Don Camillo et les contestatairesLe petit monde de Don Camillo

Saga Don Camillo

Classement Don Camillo du pire film au meilleur film


CLASSEMENT DON CAMILLO DU PIRE FILM AU MEILLEUR FILM

 

 

6) Don Camillo Monseigneur : Le film  tente initialement d’apporter une nouveauté en positionnant Don Camillo et Peppone à Rome, mais renonce vite à cette ambition pour retrouver un Brescello désormais bien balisé. La mise en scène de Carmine Gallone semble moins enlevée que lors du film précédent et les différentes scénettes s’insèrent sur une trame narrative peu constituée, hormis le vaudeville des deux protagonistes tâchant de retarder leur retour à Rome. Fernandel et Gino Cervi apportent toujours de la saveur et de la vitalité, mais le film reste le moins substantiel de la saga.

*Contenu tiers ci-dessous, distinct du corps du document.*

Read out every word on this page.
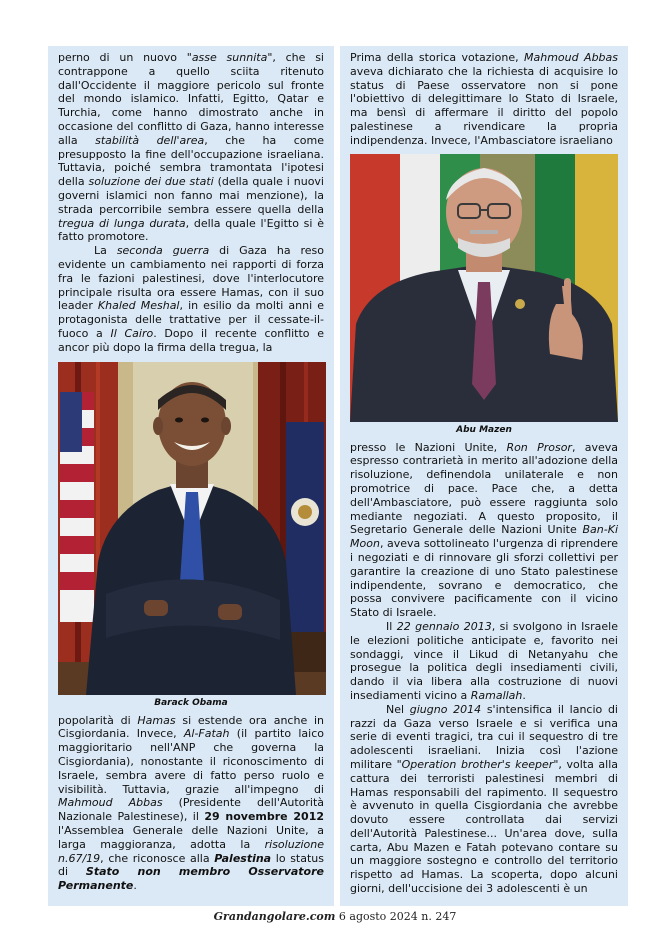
perno di un nuovo "asse sunnita", che si contrappone a quello sciita ritenuto dall'Occidente il maggiore pericolo sul fronte del mondo islamico. Infatti, Egitto, Qatar e Turchia, come hanno dimostrato anche in occasione del conflitto di Gaza, hanno interesse alla stabilità dell'area, che ha come presupposto la fine dell'occupazione israeliana. Tuttavia, poiché sembra tramontata l'ipotesi della soluzione dei due stati (della quale i nuovi governi islamici non fanno mai menzione), la strada percorribile sembra essere quella della tregua di lunga durata, della quale l'Egitto si è fatto promotore.

La seconda guerra di Gaza ha reso evidente un cambiamento nei rapporti di forza fra le fazioni palestinesi, dove l'interlocutore principale risulta ora essere Hamas, con il suo leader Khaled Meshal, in esilio da molti anni e protagonista delle trattative per il cessate-il-fuoco a Il Cairo. Dopo il recente conflitto e ancor più dopo la firma della tregua, la

Barack Obama

popolarità di Hamas si estende ora anche in Cisgiordania. Invece, Al-Fatah (il partito laico maggioritario nell'ANP che governa la Cisgiordania), nonostante il riconoscimento di Israele, sembra avere di fatto perso ruolo e visibilità. Tuttavia, grazie all'impegno di Mahmoud Abbas (Presidente dell'Autorità Nazionale Palestinese), il 29 novembre 2012 l'Assemblea Generale delle Nazioni Unite, a larga maggioranza, adotta la risoluzione n.67/19, che riconosce alla Palestina lo status di Stato non membro Osservatore Permanente.

Prima della storica votazione, Mahmoud Abbas aveva dichiarato che la richiesta di acquisire lo status di Paese osservatore non si pone l'obiettivo di delegittimare lo Stato di Israele, ma bensì di affermare il diritto del popolo palestinese a rivendicare la propria indipendenza. Invece, l'Ambasciatore israeliano

Abu Mazen

presso le Nazioni Unite, Ron Prosor, aveva espresso contrarietà in merito all'adozione della risoluzione, definendola unilaterale e non promotrice di pace. Pace che, a detta dell'Ambasciatore, può essere raggiunta solo mediante negoziati. A questo proposito, il Segretario Generale delle Nazioni Unite Ban-Ki Moon, aveva sottolineato l'urgenza di riprendere i negoziati e di rinnovare gli sforzi collettivi per garantire la creazione di uno Stato palestinese indipendente, sovrano e democratico, che possa convivere pacificamente con il vicino Stato di Israele.

Il 22 gennaio 2013, si svolgono in Israele le elezioni politiche anticipate e, favorito nei sondaggi, vince il Likud di Netanyahu che prosegue la politica degli insediamenti civili, dando il via libera alla costruzione di nuovi insediamenti vicino a Ramallah.

Nel giugno 2014 s'intensifica il lancio di razzi da Gaza verso Israele e si verifica una serie di eventi tragici, tra cui il sequestro di tre adolescenti israeliani. Inizia così l'azione militare "Operation brother's keeper", volta alla cattura dei terroristi palestinesi membri di Hamas responsabili del rapimento. Il sequestro è avvenuto in quella Cisgiordania che avrebbe dovuto essere controllata dai servizi dell'Autorità Palestinese... Un'area dove, sulla carta, Abu Mazen e Fatah potevano contare su un maggiore sostegno e controllo del territorio rispetto ad Hamas. La scoperta, dopo alcuni giorni, dell'uccisione dei 3 adolescenti è un

Grandangolare.com 6 agosto 2024 n. 247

5) Don Camillo et les Contestataires : Si l’on met de côté les intentions douteuses de producteurs voulant perpétuer la saga après le départ dramatique de Fernandel, le film constitue plutôt une bonne surprise. L’irruption de la modernité au sein de Brescello, dans la vie courante aussi bien qu’en politique ou en religion, apporte une tonalité nouvelle. La convergence de Don Camillo et de Peppone en gardiens du monde ancien est également bien vue, tandis que Gastone Moschin accomplit une honorable prestation dans la soutane de Don Camillo. De manière légère, le film aborde les tiraillements italiens, au début d’une décennie particulièrement troublée.

4) Don Camillo en Russie : Le film a la bonne idée de renouveler la franchise en déplaçant une grande partie de l’action en dehors de l’emblématique village de Brescello. La mise en scène s’ouvre également sur l’époque en accueillant quelques éléments des Sixties (musiques…). Même si la trame scénaristique paraît ténue, la saga demeure toutefois fidèle à son humanisme, critiquant certes le régime soviétique, mais soulignant aussi les convergences entre les peuples. Gino Cervi et Fernandel entrent un tantinet dans l’âge, mais conservent une belle énergie. Les décors se voulant russes résultent souvent sommaires.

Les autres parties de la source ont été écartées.